Tackling Contamination In Data Centers
Data centers are not idle environments. Changing equipment, upgrading infrastructure, and daily maintenance all provide opportunities to introduce contaminants into the data center. Many data center operators make the mistake of overlooking environmental factors in their facilities. This oversight can be costly. Over time, contaminants damage critical components and lead to equipment failures and downtime.
Preventing Contaminants from Entering the Data Center
Staff need specialized training to not only remove contaminants, but to prevent them from entering the data center in the first place. Everyone who enters the data center, whether a technician, maintenance worker, or operator, should wear protective equipment to minimize the contaminants they bring into the facility. Because the majority of contaminants are tracked in on people’s feet and wheels on carts, contamination control mats should be placed at all entryways.
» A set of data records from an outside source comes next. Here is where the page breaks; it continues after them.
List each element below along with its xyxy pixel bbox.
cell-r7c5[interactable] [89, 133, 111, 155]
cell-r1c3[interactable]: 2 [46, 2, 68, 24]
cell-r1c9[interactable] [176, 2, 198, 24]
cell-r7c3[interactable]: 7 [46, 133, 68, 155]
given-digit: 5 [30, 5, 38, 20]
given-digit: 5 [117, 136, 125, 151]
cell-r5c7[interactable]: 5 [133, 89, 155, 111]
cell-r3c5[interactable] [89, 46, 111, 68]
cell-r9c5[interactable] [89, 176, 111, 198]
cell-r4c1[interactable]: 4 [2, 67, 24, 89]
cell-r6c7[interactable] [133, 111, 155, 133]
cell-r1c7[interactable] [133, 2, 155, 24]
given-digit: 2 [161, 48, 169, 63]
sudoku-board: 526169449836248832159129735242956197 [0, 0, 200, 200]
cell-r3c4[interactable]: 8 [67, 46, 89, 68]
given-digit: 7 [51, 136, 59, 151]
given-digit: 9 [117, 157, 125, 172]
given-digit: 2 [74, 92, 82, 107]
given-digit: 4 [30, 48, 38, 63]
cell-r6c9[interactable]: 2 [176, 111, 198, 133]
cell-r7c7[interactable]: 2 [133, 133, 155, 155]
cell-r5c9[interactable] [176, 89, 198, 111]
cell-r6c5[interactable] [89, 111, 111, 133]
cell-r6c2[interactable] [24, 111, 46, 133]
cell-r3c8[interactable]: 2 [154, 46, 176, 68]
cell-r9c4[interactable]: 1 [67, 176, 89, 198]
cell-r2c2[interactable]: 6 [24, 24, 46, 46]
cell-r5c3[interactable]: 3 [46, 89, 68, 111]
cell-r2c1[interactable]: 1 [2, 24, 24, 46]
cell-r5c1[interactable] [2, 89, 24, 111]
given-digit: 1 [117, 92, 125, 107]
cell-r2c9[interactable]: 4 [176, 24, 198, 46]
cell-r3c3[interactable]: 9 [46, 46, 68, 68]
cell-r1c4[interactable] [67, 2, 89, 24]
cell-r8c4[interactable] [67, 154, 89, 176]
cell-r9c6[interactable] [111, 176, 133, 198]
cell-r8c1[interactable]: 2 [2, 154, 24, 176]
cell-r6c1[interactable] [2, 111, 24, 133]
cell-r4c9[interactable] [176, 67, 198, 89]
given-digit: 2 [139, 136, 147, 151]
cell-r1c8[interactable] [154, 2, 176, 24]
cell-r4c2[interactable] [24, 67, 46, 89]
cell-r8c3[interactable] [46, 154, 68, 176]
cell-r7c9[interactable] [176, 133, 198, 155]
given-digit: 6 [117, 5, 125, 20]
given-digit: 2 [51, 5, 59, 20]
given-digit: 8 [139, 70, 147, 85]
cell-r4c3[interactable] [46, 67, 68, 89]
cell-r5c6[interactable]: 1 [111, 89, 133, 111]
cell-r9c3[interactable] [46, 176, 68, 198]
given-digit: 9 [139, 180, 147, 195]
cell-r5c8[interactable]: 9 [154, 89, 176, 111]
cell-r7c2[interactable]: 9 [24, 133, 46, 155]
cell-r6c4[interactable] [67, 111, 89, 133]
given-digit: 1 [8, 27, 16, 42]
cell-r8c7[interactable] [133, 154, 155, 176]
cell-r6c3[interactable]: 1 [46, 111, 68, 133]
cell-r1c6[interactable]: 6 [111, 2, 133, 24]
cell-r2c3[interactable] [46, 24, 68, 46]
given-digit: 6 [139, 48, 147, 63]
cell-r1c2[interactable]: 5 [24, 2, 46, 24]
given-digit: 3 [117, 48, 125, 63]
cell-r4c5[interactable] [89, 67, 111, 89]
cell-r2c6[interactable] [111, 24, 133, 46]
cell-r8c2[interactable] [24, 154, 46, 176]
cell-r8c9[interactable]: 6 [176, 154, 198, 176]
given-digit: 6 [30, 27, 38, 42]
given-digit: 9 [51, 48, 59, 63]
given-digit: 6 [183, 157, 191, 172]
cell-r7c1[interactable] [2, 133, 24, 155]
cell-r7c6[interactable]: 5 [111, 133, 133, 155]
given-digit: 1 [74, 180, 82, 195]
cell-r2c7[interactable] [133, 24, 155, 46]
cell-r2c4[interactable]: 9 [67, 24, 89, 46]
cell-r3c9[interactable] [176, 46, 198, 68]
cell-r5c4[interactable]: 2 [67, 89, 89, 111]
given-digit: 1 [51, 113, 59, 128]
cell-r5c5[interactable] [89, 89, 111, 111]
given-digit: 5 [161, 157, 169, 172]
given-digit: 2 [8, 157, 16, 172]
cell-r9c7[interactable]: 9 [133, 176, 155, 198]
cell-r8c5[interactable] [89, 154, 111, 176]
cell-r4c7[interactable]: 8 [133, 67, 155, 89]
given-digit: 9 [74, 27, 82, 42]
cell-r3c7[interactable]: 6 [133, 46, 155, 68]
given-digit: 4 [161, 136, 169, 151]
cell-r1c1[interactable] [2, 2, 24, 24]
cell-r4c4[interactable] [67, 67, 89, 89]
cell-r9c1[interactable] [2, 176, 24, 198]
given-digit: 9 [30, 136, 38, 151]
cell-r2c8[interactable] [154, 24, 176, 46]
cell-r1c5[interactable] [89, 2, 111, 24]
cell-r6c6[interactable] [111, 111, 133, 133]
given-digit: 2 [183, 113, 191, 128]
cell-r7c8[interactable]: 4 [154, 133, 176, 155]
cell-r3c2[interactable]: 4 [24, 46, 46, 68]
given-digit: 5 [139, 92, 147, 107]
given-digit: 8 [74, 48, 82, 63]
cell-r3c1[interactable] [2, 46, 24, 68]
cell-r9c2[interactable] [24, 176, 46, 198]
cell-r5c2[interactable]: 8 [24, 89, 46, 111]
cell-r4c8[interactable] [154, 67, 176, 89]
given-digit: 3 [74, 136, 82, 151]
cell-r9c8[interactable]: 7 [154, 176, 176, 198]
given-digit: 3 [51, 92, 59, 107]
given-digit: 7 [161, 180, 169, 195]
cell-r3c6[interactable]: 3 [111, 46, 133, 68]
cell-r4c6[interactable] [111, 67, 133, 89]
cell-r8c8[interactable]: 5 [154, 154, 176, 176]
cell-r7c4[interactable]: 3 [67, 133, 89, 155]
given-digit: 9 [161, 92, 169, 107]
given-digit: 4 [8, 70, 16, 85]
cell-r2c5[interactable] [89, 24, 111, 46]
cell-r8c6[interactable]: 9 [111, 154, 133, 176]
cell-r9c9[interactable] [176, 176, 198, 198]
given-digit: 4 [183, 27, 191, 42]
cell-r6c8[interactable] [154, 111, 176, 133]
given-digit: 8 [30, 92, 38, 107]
Properly Removing Contaminants
No matter how stringent prevention efforts are, some contaminants will make their way into the facility. Regular, specialized cleaning will remove the contaminants that enter the data center. Data center cleaning protocols are unique, and staff should be trained to follow established best practices. Environmental surfaces, equipment, and floors should be cleaned at least quarterly and the underfloor plenum should be cleaned at least annually. If contaminants are allowed to build up in the underfloor, they will eventually spread throughout the data center, putting critical equipment at risk.
Lastly, speedy response to emergencies is critical to minimizing damage from flooding, fire, or other disasters. Having a professional data center cleaning provider that is available 24/7 can make all the difference in containing the effects of a disaster. Cleaning and decontaminating a server room requires a methodical approach and specialized tools to restore the facility efficiently and effectively.